A hierarchical dynamical low-rank algorithm for the stochastic description of large reaction networks
Lukas Einkemmer, Julian Mangott, Martina Prugger
TL;DR
The paper tackles the curse of dimensionality in stochastic chemical kinetics by introducing a hierarchical dynamical low-rank method based on binary tree tensor networks (TTNs) to solve the chemical master equation (CME). By recursively partitioning the reaction network and representing the probability distribution with leaves (low-rank factors) and internal connection tensors, the authors develop a projector-splitting TTN (PS-TTN) integrator that evolves the low-rank structure in time, avoiding full state-space storage. Numerical experiments on a 5-species lambda phage model and a 20-species reaction cascade demonstrate dramatic memory reductions and substantial speedups while maintaining high accuracy relative to SSA or full CME references.
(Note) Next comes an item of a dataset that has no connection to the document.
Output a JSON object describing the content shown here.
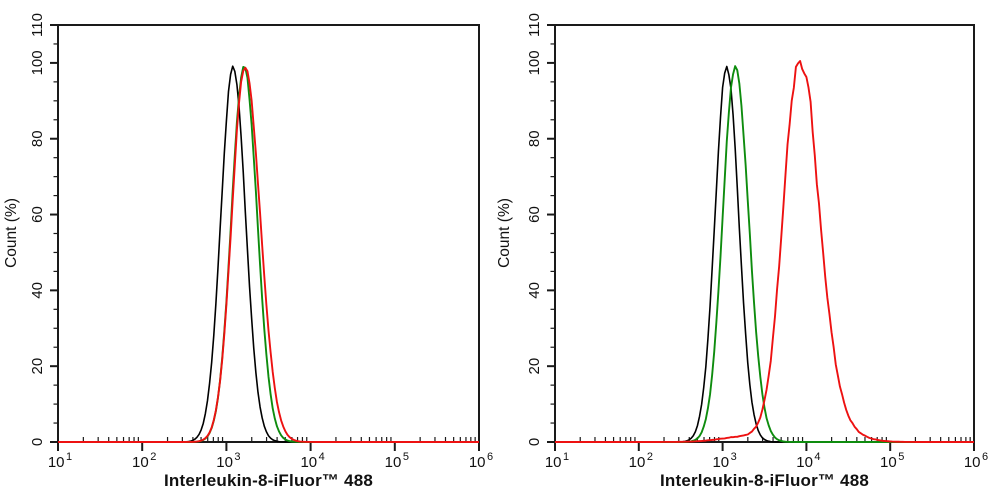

The approach is noise-free and scalable, with clear avenues for enhancement through rank adaptation, sliding-window truncation, and automated partitioning for large biochemical networks.
Abstract
The stochastic description of chemical reaction networks with the kinetic chemical master equation (CME) is important for studying biological cells, but it suffers from the curse of dimensionality: The amount of data to be stored grows exponentially with the number of chemical species and thus exceeds the capacity of common computational devices for realistic problems. Therefore, time-dependent model order reduction techniques such as the dynamical low-rank approximation are desirable. In this paper we propose a dynamical low-rank algorithm for the kinetic CME using binary tree tensor networks. The dimensionality of the problem is reduced in this approach by hierarchically dividing the reaction network into partitions. Only reactions that cross partitions are subject to an approximation error. We demonstrate by two numerical examples (a 5-dimensional lambda phage model and a 20-dimensional reaction cascade) that the proposed method drastically reduces memory consumption and shows improved computational performance and better accuracy compared to a Monte Carlo method.